Course Overview
Three projects — kernel methods, VGG-16 at scale, Bayesian networks
Machine Learning · Fall 2024 · UNT · Prof. Russel Pears · with Ramyasri Murugesan
Multi-class classification of 6 glass types from 9 chemical composition features (UCI dataset, 214 samples). Central experiment: systematic study of how RBF kernel transformation affects class separability — comparing the same classifiers before and after kernel mapping using t-SNE visualisation. Feature importance analysis via Logistic Regression coefficients identified and ablated the two least significant chemical features.
Why this matters for clinical AI: Kernel methods allow clinically meaningful non-linear separability without deep networks — useful when training data is scarce (common in rare disease classification). The RBF kernel experiment made the kernel trick concrete: seeing t-SNE before/after transformation demonstrated how non-linear boundaries become linearly separable.
Key learning
Feature importance analysis beyond permutation: Using Logistic Regression coefficients to identify and ablate the two least significant features — then measuring the actual performance change — showed that "feature importance" measured statistically doesn't always match importance for model performance. A useful calibration for any feature engineering pipeline.

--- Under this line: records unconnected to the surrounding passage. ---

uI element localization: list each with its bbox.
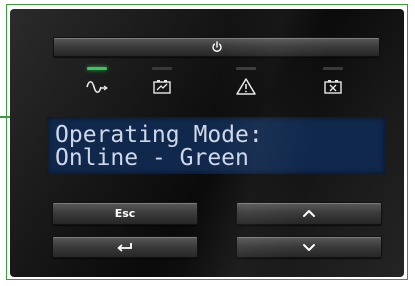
battery-icon [153, 80, 171, 94]
chevron-up-icon [303, 210, 315, 217]
down-button[interactable] [236, 236, 382, 258]
enter-button[interactable] [52, 236, 198, 258]
ups-control-panel: Operating Mode: Online - Green Esc [10, 9, 404, 277]
battery-fault-icon [324, 80, 342, 94]
lcd-display: Operating Mode: Online - Green [47, 117, 385, 174]
alarm-led [236, 67, 256, 70]
power-icon [211, 41, 222, 52]
power-button[interactable] [53, 37, 380, 57]
battery-led [152, 67, 172, 70]
esc-button-label: Esc [114, 207, 136, 220]
warning-triangle-icon [236, 78, 256, 95]
display-line-2: Online - Green [55, 145, 249, 171]
online-led [87, 67, 107, 70]
ac-sine-wave-icon [86, 80, 108, 94]
display-line-1: Operating Mode: [55, 122, 263, 148]
enter-arrow-icon [117, 243, 132, 252]
esc-button[interactable]: Esc [52, 202, 198, 225]
chevron-down-icon [303, 243, 315, 251]
battery-fault-led [323, 67, 343, 70]
up-button[interactable] [236, 202, 382, 225]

Fine-tuning VGG-16 on 162,770 training images (CelebA) for gender classification. Automated hyperparameter search via KerasTuner across neuron count (256/512), dropout (0.3/0.4/0.5), and optimiser (Adam/SGD). Best config: Dense(256), Dropout(0.5), Adam. Test accuracy: 0.9594. Confusion matrix: 10,844 TN · 565 FP · 242 FN · 8,216 TP. Additional experiment: mouth width index computed from CelebA landmark coordinates, split into quartiles, tested as predictor of smiling classification.
Key learnings
Automated hyperparameter search at scale: KerasTuner on a 162K-image dataset — learning how to define a search space, run trials efficiently, and interpret results without overfitting to the validation set during search. This is the production-grade alternative to manual grid search.
Facial landmark analysis as continuous variable: Computing mouth width from raw pixel coordinates, converting to an index, dividing into quartiles, and testing interaction with a classification task — multi-variable experimental design directly applicable to clinical measurement-based subgroup analysis.
Construction and probabilistic querying of an 11-node DAG-based Bayesian Network for car fault diagnosis. Causal structure: battery age → battery dead → battery flat → {lights, gas gauge, car won't start}; alternator broken → no charging → battery flat; fanbelt broken → no charging. Probabilistic inference via marginalization — computing P(car won't start | +battery age) and multi-evidence queries by summing over intermediate variables.
Key learning
Probabilistic inference through marginalization by hand: Every other project uses gradient-based optimisation. This required manual computation of conditional probability distributions — implementing the chain rule of probability, not calling a library. Bayesian networks represent causal independence assumptions; building a DAG where direction matters gave a fundamentally different mental model of probabilistic reasoning that applies to clinical decision support (diagnosis as Bayesian inference).